The Russian parliament has moved to tighten already stringent restrictions on the discussion of LGBTQ rights and relationships.
A draft bill calling for the broadening of a 2013 ban on the “promotion of non-traditional sexual relations” to minors, widely referred to as the “gay propaganda” bill, was announced on the website of the parliament, or Duma, on Monday.
The bill would ban public discussion of LGBTQ relationships in a positive or neutral light, and any LGBTQ content in cinemas.
After Russia withdrew in March from the Council of Europe, a human rights watchdog, Parliament Speaker and Putin ally Vyacheslav Volodin said “demands to legalise same-sex marriages in Russia have become a thing of the past” and that “attempts to impose alien values on our society have failed”.
Pro-Kremlin figures have repeatedly pitched the ongoing war in Ukraine as a battle against “Western values,” which they say include LGBTQ visibility and rights.
Following the fall of the Soviet Union in 1991, Russia liberalized some of its anti-LGBT laws.
Most notably, homosexual relationships were decriminalized in 1993. Transgender Russians have also been allowed to change their legal gender on identity documents since 1997, although there are many obstacles to the process and invasive surgical requirements remain in place.

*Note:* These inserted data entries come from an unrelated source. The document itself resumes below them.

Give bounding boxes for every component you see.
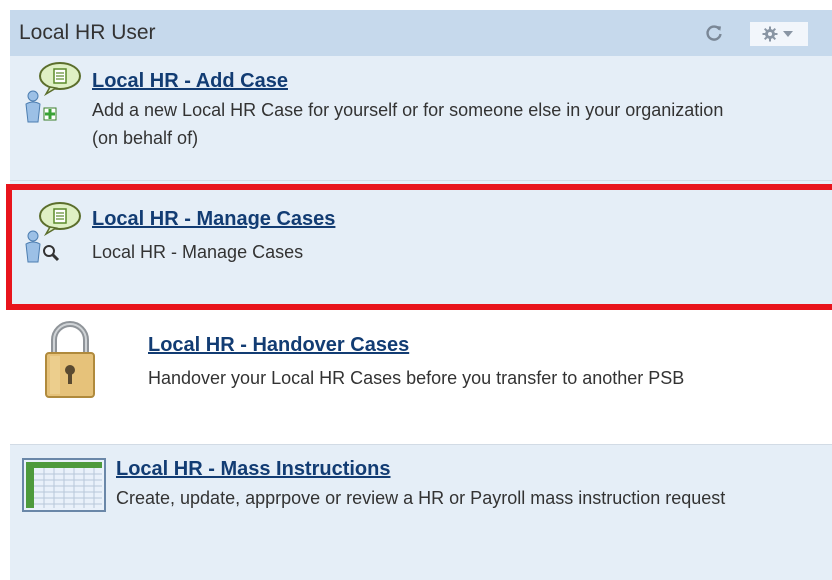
settings-menu-button[interactable] bbox=[750, 22, 808, 46]
person-chat-search-icon[interactable] bbox=[20, 200, 90, 275]
divider bbox=[10, 444, 832, 445]
manage-cases-description: Local HR - Manage Cases bbox=[92, 242, 304, 262]
pagelet-title: Local HR User bbox=[19, 21, 156, 44]
refresh-icon[interactable] bbox=[704, 23, 724, 43]
mass-instructions-link[interactable]: Local HR - Mass Instructions bbox=[116, 458, 391, 481]
gear-icon bbox=[762, 26, 778, 42]
divider bbox=[10, 306, 832, 307]
handover-cases-description: Handover your Local HR Cases before you … bbox=[148, 368, 685, 388]
mass-instructions-description: Create, update, apprpove or review a HR … bbox=[116, 488, 726, 508]
divider bbox=[10, 180, 832, 181]
chevron-down-icon bbox=[783, 31, 793, 37]
padlock-icon[interactable] bbox=[42, 320, 98, 405]
handover-cases-link[interactable]: Local HR - Handover Cases bbox=[148, 334, 409, 357]
spreadsheet-icon[interactable] bbox=[22, 458, 106, 517]
pagelet-header: Local HR User bbox=[10, 10, 832, 56]
person-chat-add-icon[interactable] bbox=[20, 60, 90, 135]
add-case-description: Add a new Local HR Case for yourself or … bbox=[92, 100, 724, 148]
add-case-link[interactable]: Local HR - Add Case bbox=[92, 70, 288, 93]
manage-cases-link[interactable]: Local HR - Manage Cases bbox=[92, 208, 335, 231]
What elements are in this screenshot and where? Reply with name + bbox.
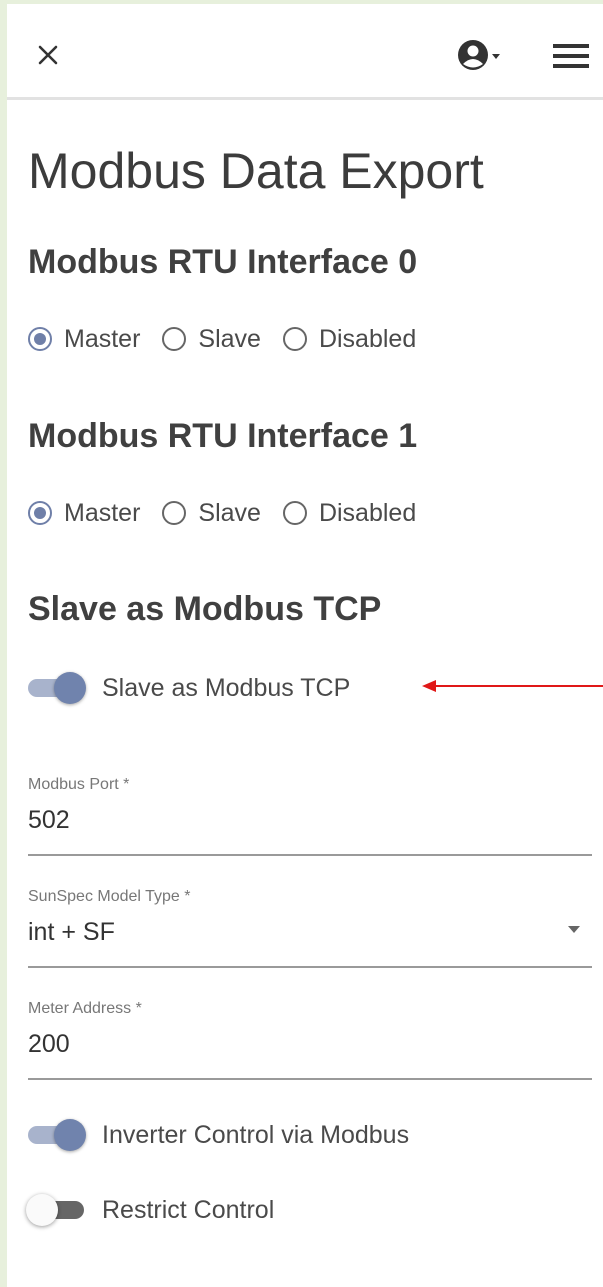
rtu1-section-title: Modbus RTU Interface 1 [28, 417, 418, 455]
radio-unchecked-icon [162, 501, 187, 525]
rtu0-section-title: Modbus RTU Interface 0 [28, 243, 418, 281]
radio-checked-icon [28, 501, 52, 525]
modbus-port-value[interactable]: 502 [28, 806, 70, 835]
account-menu-button[interactable] [457, 38, 505, 72]
rtu0-radio-slave[interactable]: Slave [162, 325, 261, 354]
rtu1-radio-disabled[interactable]: Disabled [282, 498, 417, 528]
hamburger-menu-icon [553, 44, 589, 68]
sunspec-model-type-label: SunSpec Model Type * [28, 888, 191, 905]
restrict-control-label: Restrict Control [102, 1195, 275, 1224]
close-icon [38, 45, 58, 65]
rtu1-radio-group: Master Slave Disabled [28, 496, 438, 530]
radio-label: Disabled [318, 324, 417, 353]
radio-checked-icon [28, 327, 52, 351]
slave-tcp-toggle-label: Slave as Modbus TCP [102, 673, 351, 702]
modbus-port-field[interactable]: Modbus Port * 502 [28, 776, 592, 856]
app-header [7, 4, 603, 100]
radio-unchecked-icon [282, 327, 307, 351]
dropdown-arrow-icon[interactable] [568, 926, 580, 933]
toggle-switch-on-icon [28, 670, 88, 706]
hamburger-menu-button[interactable] [551, 42, 591, 70]
page-left-border [0, 0, 7, 1287]
radio-unchecked-icon [162, 327, 187, 351]
sunspec-model-type-value[interactable]: int + SF [28, 918, 115, 947]
rtu0-radio-master[interactable]: Master [28, 325, 140, 354]
restrict-control-toggle[interactable]: Restrict Control [26, 1190, 275, 1230]
account-circle-icon [458, 40, 500, 70]
rtu0-radio-disabled[interactable]: Disabled [282, 324, 417, 354]
meter-address-label: Meter Address * [28, 1000, 142, 1017]
rtu0-radio-group: Master Slave Disabled [28, 322, 438, 356]
tcp-section-title: Slave as Modbus TCP [28, 590, 382, 628]
modbus-port-label: Modbus Port * [28, 776, 130, 793]
radio-label: Master [64, 324, 141, 353]
inverter-control-label: Inverter Control via Modbus [102, 1120, 410, 1149]
radio-label: Master [64, 498, 141, 527]
radio-unchecked-icon [282, 501, 307, 525]
rtu1-radio-master[interactable]: Master [28, 499, 140, 528]
annotation-arrow-icon [422, 680, 603, 692]
slave-tcp-toggle[interactable]: Slave as Modbus TCP [28, 668, 350, 708]
sunspec-model-type-select[interactable]: SunSpec Model Type * int + SF [28, 888, 592, 968]
radio-label: Slave [198, 324, 261, 353]
page-title: Modbus Data Export [28, 143, 484, 199]
radio-label: Slave [198, 498, 261, 527]
rtu1-radio-slave[interactable]: Slave [162, 499, 261, 528]
radio-label: Disabled [318, 498, 417, 527]
meter-address-value[interactable]: 200 [28, 1030, 70, 1059]
toggle-switch-on-icon [28, 1117, 88, 1153]
close-button[interactable] [33, 40, 63, 70]
toggle-switch-off-icon [26, 1192, 88, 1228]
inverter-control-toggle[interactable]: Inverter Control via Modbus [28, 1115, 409, 1155]
meter-address-field[interactable]: Meter Address * 200 [28, 1000, 592, 1080]
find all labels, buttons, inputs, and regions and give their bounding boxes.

Despite these liberalization trends during the immediate post-Soviet period, in recent years, Russian authorities have routinely denied permits for Pride parades, intimidated and arrested LGBT activists and condoned anti-LGBT statements by government officials
On Sunday, Apti Alaudinov, the commander of Chechen forces fighting for Russia, praised Russian President Vladimir Putin’s invasion of Ukraine, calling it a “holy war” against the “Satanic” values of Europe and the United States as well as the LGBTQ community.
Alaudinov made the remarks during a recent segment of Russia’s state-run Russia-1 television channel. A clip of his remarks were shared to Twitter on Sunday by Julia Davis, a columnist for The Daily Beast and creator of the Russian Media Monitor. Chechnya, where Alaudinov hails from, is a Republic of Russia under the jurisdiction of Moscow.
In his comments, the Chechen commander praised Putin for standing up against the West and NATO, describing them as evil. He praised the Russian president for preventing LGBTQ rights from advancing in their country, contending that the fight in Ukraine was a war against the marginalized community.
This is a holy war our saints and elders spoke of,” Alaudinov asserted, who went on to say that he praises God to live in Russia and that the country is led by Putin. “He is the man that refused to accept the so-called European values,” the commander added.
“In reality, those are Satanist values that are imposed on the entire world,” he said. Alaudinov noted that he is “grateful” that Putin is following the values of “the Most High,” referring to God. “We are not under the flags of the LGBT and as long as he’s alive, we won’t be under those flags.”